Le ventre affolé

evonlise

Une histoire d'amour qui tourne mal

I

IL AURAIT SUFFI DE PRESQUE RIEN, quelques gouttes de ton sperme, pour que j'occupe un temps plein et les attributions les plus prenantes de toute ma vie.

Pour que j'aie mon propre carnet de famille - il me semble que ce carnet n'intéresse plus grand monde mais j'ai un côté nostalgique des choses qui ont marqué mon enfance.

J'ignore si nous nous serions mariés - j'ai initialement écrit "si j'aurais été ta femme" - mais j'aurais été la mère de nos enfants.  

Quand nous nous sommes rencontrés, nous vivions l'un et l'autre à Paris. 

A 2 arrondissements près. Au fil des jours qui ont suivi notre rencontre, mon cœur s'est mis à battre tout à côté du tien. Cette ville que je trouvais repliée sur elle-même m'avait enfermée depuis plusieurs années dans un manque désolant de perspectives. Dans cet oxygène que je trouvai saturé de mots, maux ou râleries, tu as été en ce mois d'octobre ma bouffée d'oxygène. 

Un printemps venant se greffer sur l'automne.

Autour de cette table de café, celle de la première rencontre, j'ai trouvé ton timbre de voix étrangement bas et malgré ton physique très attirant, très mâle alpha, il y avait ce tartre sur tes dents dont je n'ai jamais osé te parler, qui  m'a repoussée.

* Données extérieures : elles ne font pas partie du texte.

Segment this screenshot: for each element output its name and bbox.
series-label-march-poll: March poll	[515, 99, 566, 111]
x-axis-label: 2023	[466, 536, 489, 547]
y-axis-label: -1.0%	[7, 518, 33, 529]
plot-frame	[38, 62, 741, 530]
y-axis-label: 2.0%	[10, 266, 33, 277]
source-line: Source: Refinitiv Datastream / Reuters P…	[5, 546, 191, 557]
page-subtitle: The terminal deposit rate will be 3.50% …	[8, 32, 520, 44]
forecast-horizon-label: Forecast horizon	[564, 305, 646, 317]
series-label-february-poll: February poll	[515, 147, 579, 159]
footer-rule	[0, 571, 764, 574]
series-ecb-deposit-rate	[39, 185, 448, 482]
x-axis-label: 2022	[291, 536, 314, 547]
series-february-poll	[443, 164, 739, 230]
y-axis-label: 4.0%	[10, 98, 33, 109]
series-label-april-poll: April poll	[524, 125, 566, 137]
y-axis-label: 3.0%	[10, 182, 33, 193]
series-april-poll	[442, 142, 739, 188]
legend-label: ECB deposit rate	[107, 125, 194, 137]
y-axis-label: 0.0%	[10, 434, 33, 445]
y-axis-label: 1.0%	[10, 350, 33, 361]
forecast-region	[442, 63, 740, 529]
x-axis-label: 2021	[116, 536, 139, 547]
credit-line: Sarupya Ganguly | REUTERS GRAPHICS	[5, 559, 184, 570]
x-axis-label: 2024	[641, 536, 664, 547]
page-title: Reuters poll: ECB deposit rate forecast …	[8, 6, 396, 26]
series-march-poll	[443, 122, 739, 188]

J'ignore comment mais au fur et à mesure de nos rencontres postérieures, j'ai trouvé en toi une autorité rassurante, une forme de passion irrésistible. 

Je me demande qui a aimé l'autre le premier. Je crois que j'ai aimé te voir m'admirer.

Le désir d'une vie à deux, cette évidence entre nous que tu évoquais et qui faisait frémir mon orgueil ; la solitude que je croyais avoir apprivoisée mais qui ne l'était pas du tout, m'ont rapprochée de toi. Tout près. Mon cœur contre ton corps, mon corps contre ton torse. 

Ton torse au-dessus de moi. Et moi, toute rendue à toi.

Tu m'avais dit, au lendemain de la première nuit passée ensemble : "Tu vas me tricoter des pulls en laine ?". Cela m'avait fait rigoler, je n'aurais pu imaginer l'amalgame qui était déjà là.

J'adorais quand tu passais ton doigt sur ma peau comme s'il s'agissait d'un essuie-glace. 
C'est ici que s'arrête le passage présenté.